To be eligible for the grant, a business must have been required to close due to local Covid-19 restrictions. The largest businesses will receive £1,500 every three weeks they are required to close. Smaller businesses will receive £1,000.

Payments are triggered by a national decision to close businesses in a high incidence area. Each payment will be made for a three-week lockdown period. Each new three-week lockdown period triggers an additional payment.

Any businesses still closed at a national level (eg, nightclubs), will not be eligible for a grant.

If a business occupies a premises with a rateable value less than £51,000 or occupies a property or part of a property subject to an annual rent or mortgage payment of less than £51,000, it will receive £1000.

If a business occupies a premises with a rateable value of exactly £51,000 or above or occupies a property or part of a property subject to an annual rent or mortgage payment of exactly £51,000 or above, it will receive £1500.

Local authorities will also receive an additional 5% top up amount of business support funding to enable them to help other businesses affected by closures which may not be on the business rates list. Payments made to businesses from this discretionary fund can be any amount up to £1500, and may be less than £1000 in some cases.

Local authorities will be responsible for distributing the grants to businesses in circumstances where they are closed due to local interventions.

As with other Covid business grants, local grants to closed businesses will be treated as taxable income.

Steve Barclay, chief secretary to the Treasury, said: ‘These grants provide businesses with a safety net as they temporarily close their doors to help save lives in their local areas.

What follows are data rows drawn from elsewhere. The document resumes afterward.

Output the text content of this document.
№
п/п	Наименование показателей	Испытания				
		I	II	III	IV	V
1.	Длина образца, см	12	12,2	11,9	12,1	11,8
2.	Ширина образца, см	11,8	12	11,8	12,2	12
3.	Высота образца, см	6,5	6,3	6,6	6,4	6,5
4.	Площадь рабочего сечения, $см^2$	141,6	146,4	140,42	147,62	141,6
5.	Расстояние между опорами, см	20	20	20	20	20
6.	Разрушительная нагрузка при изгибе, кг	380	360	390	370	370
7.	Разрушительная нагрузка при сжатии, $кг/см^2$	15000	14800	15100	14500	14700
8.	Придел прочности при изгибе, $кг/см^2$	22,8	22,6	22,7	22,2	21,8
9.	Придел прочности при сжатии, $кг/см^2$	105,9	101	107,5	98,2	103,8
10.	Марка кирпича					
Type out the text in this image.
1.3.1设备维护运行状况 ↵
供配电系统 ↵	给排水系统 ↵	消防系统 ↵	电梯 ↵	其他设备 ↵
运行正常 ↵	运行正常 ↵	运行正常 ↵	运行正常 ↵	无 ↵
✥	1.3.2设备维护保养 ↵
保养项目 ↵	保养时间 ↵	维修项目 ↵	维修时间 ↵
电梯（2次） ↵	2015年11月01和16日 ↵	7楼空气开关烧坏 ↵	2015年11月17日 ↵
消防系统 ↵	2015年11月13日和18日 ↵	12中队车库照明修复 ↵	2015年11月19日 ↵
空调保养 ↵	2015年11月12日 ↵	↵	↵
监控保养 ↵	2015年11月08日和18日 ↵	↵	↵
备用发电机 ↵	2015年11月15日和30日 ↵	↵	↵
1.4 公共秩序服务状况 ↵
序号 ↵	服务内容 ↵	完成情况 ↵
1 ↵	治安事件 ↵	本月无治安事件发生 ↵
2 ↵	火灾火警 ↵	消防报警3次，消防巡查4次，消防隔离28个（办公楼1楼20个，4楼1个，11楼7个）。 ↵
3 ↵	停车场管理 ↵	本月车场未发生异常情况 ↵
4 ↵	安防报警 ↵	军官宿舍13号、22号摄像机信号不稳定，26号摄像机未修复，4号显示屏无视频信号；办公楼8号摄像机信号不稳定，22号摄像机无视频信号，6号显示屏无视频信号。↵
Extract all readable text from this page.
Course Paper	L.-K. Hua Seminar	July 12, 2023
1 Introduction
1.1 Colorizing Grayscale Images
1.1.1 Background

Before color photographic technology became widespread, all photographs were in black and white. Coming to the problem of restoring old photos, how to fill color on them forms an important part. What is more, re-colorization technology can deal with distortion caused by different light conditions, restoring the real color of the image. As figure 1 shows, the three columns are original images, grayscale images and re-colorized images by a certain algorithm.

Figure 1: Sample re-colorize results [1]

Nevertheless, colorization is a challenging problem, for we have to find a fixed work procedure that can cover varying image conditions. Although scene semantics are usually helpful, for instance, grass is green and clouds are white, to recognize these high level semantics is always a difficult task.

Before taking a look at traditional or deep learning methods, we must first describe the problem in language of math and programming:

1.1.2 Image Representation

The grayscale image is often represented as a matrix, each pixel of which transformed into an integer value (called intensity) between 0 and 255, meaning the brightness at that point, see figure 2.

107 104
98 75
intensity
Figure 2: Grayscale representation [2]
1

‘As local economies eventually and carefully re-open after local interventions, our Plan for Jobs is there waiting to help businesses get back on their feet, protect jobs and thrive in the future.’

Speaking in the House of Commons, Barclay also reiterated the recent commitment to roll-out additional payments for people on low incomes who are required to self-isolate in areas with high levels of Covid-19.

Currently these payments are available in Blackburn with Darwen, Pendle, and Oldham as part of an ongoing trial scheme.